In the last few years, evidence has mounted that too much sugar — often invisibly insinuated into beverages, processed foods, and restaurant fare—harms health.

In our Childrens Schools, a prime target should be the sugar in sodas, fruit juices and other sugar-filled drinks. The fight against Childhood Obesity has factual data supporting the risk of too much sugar in our kids diets. Here’s why:

  • Downing just one 12-ounce can of a typical sweetened beverage daily can add 15 pounds in a year.
  • In children, one sweetened beverage a day fuels a 60 percent increase in the risk of obesity—and American teenaged boys drink almost three times that much.
  • This April, an HSPH study linked sugary drinks to increased risk of heart disease in adults. Scientists have long known that sugar reduces the “good” HDL cholesterol in the blood. Consistent with this effect, the April study showed that it wasn’t just weight gain that raised heart disease risk, but sugar itself—eating an otherwise healthy diet or being at a healthy weight only slightly diminished the risk.
  • In 2004, the Nurses’ Health Study found that women who had one or more servings a day of a sugar-sweetened soft drink or fruit punch were nearly twice as likely to develop type 2 diabetes as those who rarely imbibed these beverages.

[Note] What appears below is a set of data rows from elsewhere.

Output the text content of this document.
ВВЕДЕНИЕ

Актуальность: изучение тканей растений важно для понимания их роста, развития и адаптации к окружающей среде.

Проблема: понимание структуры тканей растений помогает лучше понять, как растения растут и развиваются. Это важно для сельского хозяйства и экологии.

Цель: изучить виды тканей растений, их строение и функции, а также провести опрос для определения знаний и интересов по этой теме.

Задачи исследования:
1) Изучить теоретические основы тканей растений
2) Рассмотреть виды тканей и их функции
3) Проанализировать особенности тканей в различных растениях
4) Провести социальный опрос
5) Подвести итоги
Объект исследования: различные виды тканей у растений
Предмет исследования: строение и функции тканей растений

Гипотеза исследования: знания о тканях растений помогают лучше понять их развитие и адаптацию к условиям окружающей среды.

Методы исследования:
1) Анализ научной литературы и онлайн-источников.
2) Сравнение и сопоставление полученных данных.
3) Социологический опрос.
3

As a dietary enemy, sugar is cleverly camouflaged, because it is dissolved in liquid. A typical 20-ounce soda contains 17 teaspoons of sugar. “If people thought about eating 17 teaspoons of sugar, they’d become nauseated,” says Walter Willett, Chair of the Department of Nutrition and Fredrick John Stare Professor of Epidemiology and Nutrition
. “But they are able to drink it right down and go for another.” While we normally balance a big meal by taking in fewer calories later, that compensation doesn’t seem to occur after guzzling soft drinks—possibly because fluids are not as satiating as solid foods, or because sweet-tasting soft drinks whet the appetite for high-carbohydrate foods.

Willett and Lilian Cheung, lecturer in the Department of Nutrition and editorial director of The Nutrition Source, urge people to choose drinks far lower in sugar and calories: options such as water, tea, seltzer with a splash of juice, coffee with one lump of sugar.

“If we can shift the present American norm back to a lower expectation of sweetness, people will adjust their palates, particularly the younger population,” says Cheung.